Lueur d'humanité pour les restavèk

Pareille à ces dizaines -voire même des centaines- de milliers d'enfants au destin tragique, *Cristela, née et élevée dans une province du Sud, a connu l'enfer de la domesticité au lendemain de la disparition de ses père et mère. Jadis humiliée, désespérée, l'adolescente, fréquentant aujourd'hui le Foyer Maurice Sixto, retrouve progressivement le sourire.
Quatorze ans accomplie, passablement vêtue de son uniforme, *Cristela, restavèk éprouvée, n'a pour estime que sa scolarité. Cette maigrelette en 3e année fondamentale au Foyer Maurice Sixto, malgré elle, n'a pas caché son bonheur de connaître la civilité d'une salle de classe comme tant d'autres adolescents de son milieu à Carrefour. « J'aime être à l'école, c'est l'endroit idéal où un enfant puisse se retrouver », soupire t-elle, les yeux pleins de vie et de rêves. A son âge, d'autres gosses jouissant d'une enfance relativement normale s'installent déjà en secondaire. Cristela, elle, est moins préoccupée par le niveau d'études que par la joie de lire et écrire à un moment où des dizaines -voire même des centaines- de milliers de ses pairs vivent en état d'asservissement ou sont carrément réduits en ''esclavage''.

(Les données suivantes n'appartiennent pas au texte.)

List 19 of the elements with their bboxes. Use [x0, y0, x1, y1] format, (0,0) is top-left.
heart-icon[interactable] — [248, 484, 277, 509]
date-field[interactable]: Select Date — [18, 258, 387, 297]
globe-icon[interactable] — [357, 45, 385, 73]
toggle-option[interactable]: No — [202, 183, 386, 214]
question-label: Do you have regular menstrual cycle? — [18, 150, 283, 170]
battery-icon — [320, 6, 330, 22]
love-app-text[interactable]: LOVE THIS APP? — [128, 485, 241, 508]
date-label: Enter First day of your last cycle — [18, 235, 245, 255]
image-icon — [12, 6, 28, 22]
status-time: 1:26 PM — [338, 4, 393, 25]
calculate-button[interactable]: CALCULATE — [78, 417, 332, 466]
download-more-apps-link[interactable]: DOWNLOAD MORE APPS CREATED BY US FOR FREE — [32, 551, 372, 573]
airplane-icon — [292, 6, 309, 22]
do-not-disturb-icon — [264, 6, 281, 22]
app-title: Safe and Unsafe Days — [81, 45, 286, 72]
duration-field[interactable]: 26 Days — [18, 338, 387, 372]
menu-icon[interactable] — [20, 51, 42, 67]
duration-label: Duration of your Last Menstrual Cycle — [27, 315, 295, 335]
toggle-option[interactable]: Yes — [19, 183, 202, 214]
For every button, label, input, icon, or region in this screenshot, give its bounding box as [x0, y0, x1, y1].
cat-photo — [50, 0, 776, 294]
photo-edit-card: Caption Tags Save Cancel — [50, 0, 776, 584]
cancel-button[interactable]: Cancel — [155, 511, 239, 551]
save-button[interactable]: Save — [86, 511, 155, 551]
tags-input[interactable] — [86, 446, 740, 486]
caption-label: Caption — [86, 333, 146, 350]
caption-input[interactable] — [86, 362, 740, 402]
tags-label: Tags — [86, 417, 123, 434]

Pareille à ces enfants au destin tragique, Cristela, née et élevée dans une province du Sud, a connu l'enfer de la domesticité au lendemain de la disparition de ses père et mère. « Ma tante -formule de politesse généralement utilisée pour nommer la responsable de la famille d'accueil- m'a invité à suivre ses pas à Port-au-Prince, me promettant une vie décente capable de m'épargner de la solitude orpheline, se rappelle Cristela toute pensive. Je l'ai suivie avec entrain ». Là commence le calvaire de l'adolescente. Il lui revient en propre, au lendemain de son arrivée, de s'occuper assidûment des tâches ménagères : faire la vaisselle, laver les linges, aller à la recherche de l'eau, etc. « Le droit aux loisirs m'est pratiquement refusé ; Et le comble de mon malheur, ce sont les longues fessées qui récompensent la moindre maladresse et le moindre oubli », dit-elle, avec une note d'amertume dans la voix.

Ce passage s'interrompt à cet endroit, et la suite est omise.